The newly launched Natural History Gallery housed at the Fiji Museum
The Institute of Applied Sciences (IAS), USP launched Fiji’s first NATURAL HISTORY GALLERY housed within the Fiji Museum on Tuesday 28th September, 2010. The Chief Guest for the Opening was the British High Commissioner to Fiji, Mr. Mac McLachlan. The event was well attended by dignitaries in the area of conservation and biodiversity in Suva, administrators of USP including the Vice Chancellor, Prof. Chandra and the project leader from the University of Sussex, (UK) Dr. Alan Stewart.
The Fiji Natural History Gallery (FNHG) is a result of a project collaboration between USP and the University of Sussex, UK under a Darwin Initiative (UK) fund which began in 2006 titled: “Focus for Fiji: Insect Inventories for Biodiversity Assessments”. The FNHG serves as a project milestone to create general awareness on the significance of Fiji’s unique biodiversity which includes educational information and specimen exhibition for some of Fiji’s unique taxa for the general public.
The FNHG holds a representative collection of Fiji’s unique marine and terrestrial fauna and flora. This collection is unique in that most are endemic to Fiji, some critically endangered under the IUCN Red List whilst a few others are extinct. Most of these species have cultural significance where some are ‘totems’ for certain clans in Fiji such as the larva of the giant long- horned beetle, Xixuthrus heros, locally known as ‘yavato’ and the burrowing snake, Ogmodon vitiensis, (a member of the cobra family) locally known as ‘bolo’.

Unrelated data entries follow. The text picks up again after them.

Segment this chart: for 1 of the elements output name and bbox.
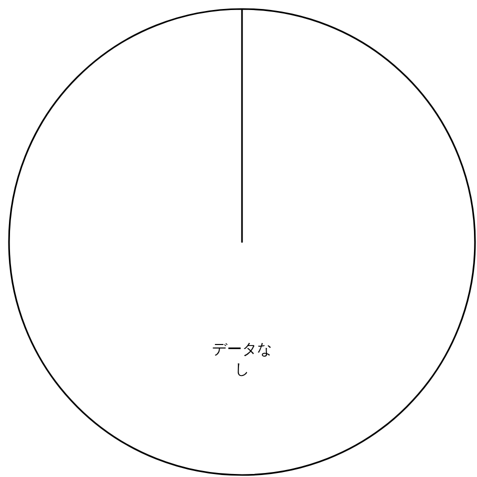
slice-label: データなし [211,338,273,378]
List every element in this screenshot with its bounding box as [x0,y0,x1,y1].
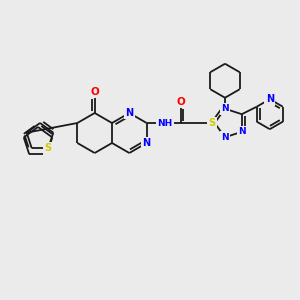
Text: O: O [176,97,185,107]
Text: N: N [221,104,229,113]
Text: N: N [266,94,274,104]
Text: N: N [221,133,229,142]
Text: N: N [238,127,246,136]
Text: O: O [90,87,99,97]
Text: N: N [125,108,134,118]
Text: N: N [142,138,151,148]
Text: NH: NH [157,118,172,127]
Text: S: S [208,118,215,128]
Text: S: S [45,143,52,153]
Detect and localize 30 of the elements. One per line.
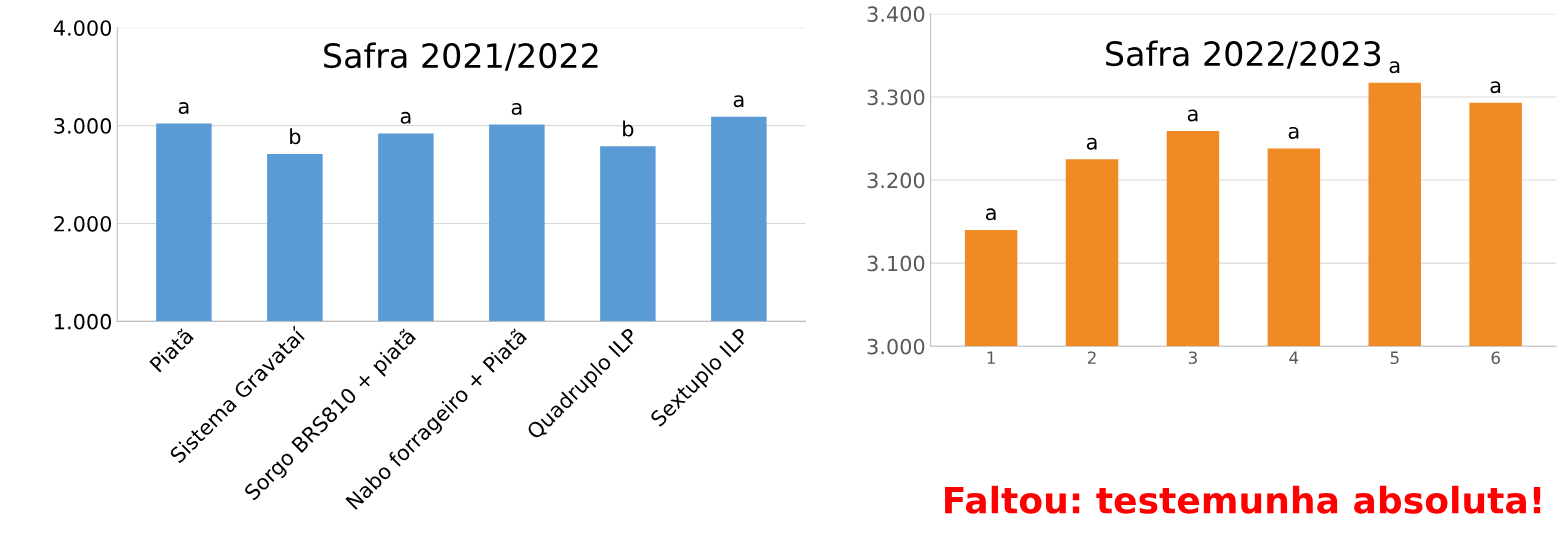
y-tick-label: 1.000	[55, 313, 112, 330]
x-tick-label: 1	[987, 351, 995, 364]
y-tick-label: 3.100	[867, 255, 925, 272]
y-tick-label: 3.000	[867, 338, 925, 355]
annotation: a	[1086, 137, 1097, 150]
chart-title: Safra 2021/2022	[324, 42, 598, 71]
annotation: a	[1389, 61, 1400, 74]
y-tick-label: 3.400	[867, 6, 925, 23]
y-tick-label: 3.300	[867, 89, 925, 106]
annotation: a	[178, 102, 189, 115]
x-tick-label: 6	[1491, 351, 1500, 365]
annotation: a	[1288, 126, 1299, 139]
annotation: a	[1187, 109, 1198, 122]
y-tick-label: 3.200	[867, 172, 925, 189]
y-tick-label: 3.000	[54, 118, 112, 134]
text: Faltou: testemunha absoluta!	[945, 485, 1541, 514]
annotation: a	[1490, 81, 1501, 94]
annotation: b	[623, 120, 634, 137]
annotation: a	[511, 103, 522, 115]
x-tick-label: 4	[1289, 351, 1299, 364]
x-tick-label: 2	[1087, 351, 1096, 364]
annotation: a	[985, 208, 996, 221]
y-tick-label: 2.000	[54, 215, 112, 232]
text: Safra 2022/2023	[1106, 40, 1381, 69]
x-tick-label: 5	[1390, 351, 1399, 365]
y-tick-label: 4.000	[53, 20, 112, 36]
annotation: b	[290, 128, 301, 145]
annotation: a	[400, 111, 411, 124]
x-tick-label: 3	[1188, 351, 1197, 365]
annotation: a	[733, 95, 744, 108]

The various groups represented within the FNHG include: Marine Life (fishes, corals and invertebrates), Freshwater Life (eels and fishes), rare and endemic Plants and Insects (beetles and butterflies), some endemic Birds (both terrestrial and seabirds), native Bats and some endemic Reptiles (iguanas, snakes, skinks and frogs). Most of the species exhibited in this gallery represent the uniqueness of Fiji’s biodiversity. For example, the plant Acmopyle sahniana in the family Podocarpaceae is very rare and predates the dinosaur era and Degeneria vitiensis in the Family Degeneriaceae (an endemic family) is considered to be an ancestral family of some flowering plants in the world; the giant long-horned beetle, X. heros is the world’s second largest beetle and is endemic and rare; Fiji’s only endemic bat, Mirimiri acrodonta, a single- island endemic which has been only recorded so far from the island of Taveuni and is critically endagered under IUCN Red List; the iconic iguana Brachylophus vitiensis which is listed as critically endangered under IUCN Red List and endemic to the western Fiji islands and some of Fiji’s now extinct shells such as worm shells and the horse’s hoof.
In his opening speech, Mr. MacLachlan mentioned that “most of us miss the depth of the biodiversity within the ecosystems in which we go about our daily lives. I for one, am keen to get a glimpse tonight of the giant long-horned beetle – the equivalent to the second row forward of the beetle world – making his debut tonight, and to seeing some of the other endemic marine and terrestrial examples here on display. This is all part of the Fiji that we would not otherwise necessarily experience”.
Furthermore, Mr. MacLachlan added that, “the reason why the awareness and protection of biodiversity is so important is more than just for our own awareness or aesthetic pleasure. Imagine the opportuninty cost to humanity of dramatic changes to our biodiversity. Think about the role biodiversity has in purifying our air and our water. How it contributes to our medicines, 80% of medicines used in the U.S.A originate from nature and our sustenance”.
Most of these unique terrestrial species are currently faced with threats mainly due to clearance of forest trees (i.e. habitat loss and forest fragmentation) for agriculture, logging, mining operations and for human habitation. Predation on eggs, larva and juveniles of some threatened animal species namely by feral cats, mongoose and rats is also another major contributing factor to their survival. The FNHG will therefore serve as an awareness tool for the people of Fiji to learn and better appreciate more of our endemic fauna and flora and hopefully learn to take more responsibility into protecting and conserving Fiji’s natural heritage.